What Do You Love More Than Life?

What Do You Love More Than Life? October 9, 2007

In the Sunday school class I teach at Crooked Creek Baptist Church, we found ourselves spending much time on a single verse, John 12:25, “Whoever loves his life will lose it, and whoever hates his life in this world will keep it unto eternal life”. For my wife, when she lived in Romania during the Communist era, it was clear what this meant – Christians were aware that they could be arrested, imprisoned, and perhaps even “disappear” if they were vocal about their faith, or even went so far as to try to promote it.

But what does a teaching like this mean in other contexts, including the United States, where we sometimes hear religious believers whine about persecution if someone disagrees with them, or if they don’t always get their way? I think the saying is ultimately about our values, and I found myself revisiting the subject raised in The Lucifer Effect in the context of our discussion. In a society like that in North America, one’s freedoms are protected. But in some ways, it is much more straightforward to make a decision about what is important knowing in advance that one might face severe consequences, than to never know quite when one will find oneself in a situation where it might be expected that we will act in ways that may depart from our core values. Before we know it, we have gone along with something that we never would have foreseen.

The Confucian sage Mencius famously wrote, “I love life, but I also love righteousness, and if I cannot have both at the same time, I will sacrifice life to have righteousness. I love life, but there is something that I love more than life, and thereforeI would not have life at any price.” Mencius makes a comparison with having two menu choices that one likes (fish and bear paw). Since bear paw is not as popular nowadays in most English-speaking countries, let me suggest substituting a hamburger and lobster. I like both, but if I have to choose, I definitely prefer one to the other. Mencius is not concerned with the afterlife, since Confucianism does not place its focus on such uncertain matters. He simply loves doing the right thing more than living a long life, if he has to choose between them. It is not that he will not take both if he can, and in the same way the saying of Jesus in John 12:25 presumably is not a call to willful self-destruction. Since something else is ultimately valuable, life is viewed as a means to righteousnss, rather than an end in itself.

The key to not getting pulled along with things we will regret with hindsight is to have our minds made up in advance that we love something not only more than life, but more than reputation, more than popularity, more than anything. After all, eternal life in the Gospel of John is not simply about afterlife, but about a particular way of living in the present. Even in relation to ideas like rewards in the afterlife, sometimes all that we see is a shift of selfishness from a short-term focus on the present to a willingness to go for “what’s behind door number 2”. But when we understand “eternal life” as a different set of values, then it challenges us to make a much more fundamental change, and to regard going along with something that we never thought we could as a “punishment” in and of itself.

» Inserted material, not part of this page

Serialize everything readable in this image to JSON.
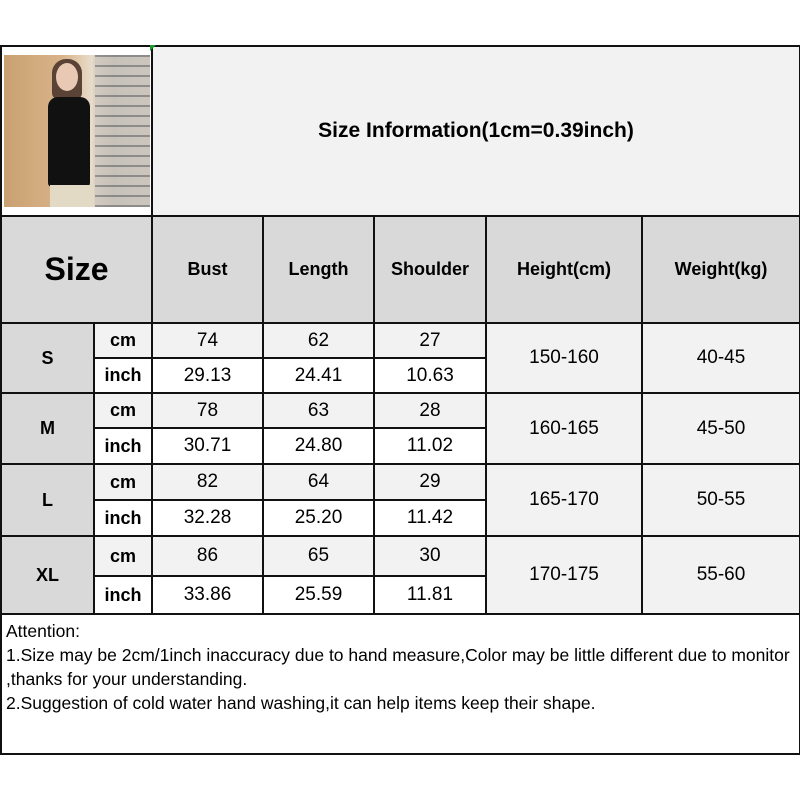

Last night’s episode of “Chuck” also explored these themes in an entertaining way. The episode began with a painting which was described by a series of individuals as “crap” and “looks like it was painted by a 5-year old”, but people were still killing each other for it. As it turned out, they were after plutonium hidden in the frame. The picture was just a means to an end. But plutonium isn’t an end in itself. It is a means – to wealth, to world domination, to destructive power, to something else. But are those really ends? What, we need to ask ourselves, is ultimately valuable to us?

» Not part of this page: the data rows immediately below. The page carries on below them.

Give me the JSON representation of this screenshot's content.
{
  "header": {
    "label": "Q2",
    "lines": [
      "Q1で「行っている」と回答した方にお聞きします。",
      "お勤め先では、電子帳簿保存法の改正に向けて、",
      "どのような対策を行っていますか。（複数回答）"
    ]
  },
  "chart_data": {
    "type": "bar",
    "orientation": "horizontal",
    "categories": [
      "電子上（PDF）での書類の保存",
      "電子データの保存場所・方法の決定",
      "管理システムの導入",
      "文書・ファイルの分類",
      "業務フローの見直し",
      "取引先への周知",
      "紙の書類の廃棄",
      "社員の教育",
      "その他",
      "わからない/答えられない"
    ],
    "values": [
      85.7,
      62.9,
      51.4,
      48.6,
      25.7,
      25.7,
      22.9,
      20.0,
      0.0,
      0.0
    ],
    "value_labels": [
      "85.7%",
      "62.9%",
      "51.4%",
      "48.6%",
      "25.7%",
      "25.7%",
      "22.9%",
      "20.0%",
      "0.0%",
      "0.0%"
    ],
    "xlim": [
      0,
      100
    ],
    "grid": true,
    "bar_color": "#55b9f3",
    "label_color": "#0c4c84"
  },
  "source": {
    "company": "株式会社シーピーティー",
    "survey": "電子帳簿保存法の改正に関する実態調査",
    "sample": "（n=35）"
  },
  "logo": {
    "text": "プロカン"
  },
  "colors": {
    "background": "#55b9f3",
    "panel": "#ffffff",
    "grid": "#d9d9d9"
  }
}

The character of Chuck poses this question at the episode’s end when he asks “What’s the good of being a hero if nobody knows it?” Sara answers, “You know it…and so do I.” The concepts of honor and shame (how others view us) were important ones in the development of human moral sensibilities. But perhaps best of all is when it is sufficient that we know it, and are satisfied with having done the right thing even if no one else ever finds out. Even reputation can be less than ultimate.

So what do you ultimately value, and why? What do you love more than life?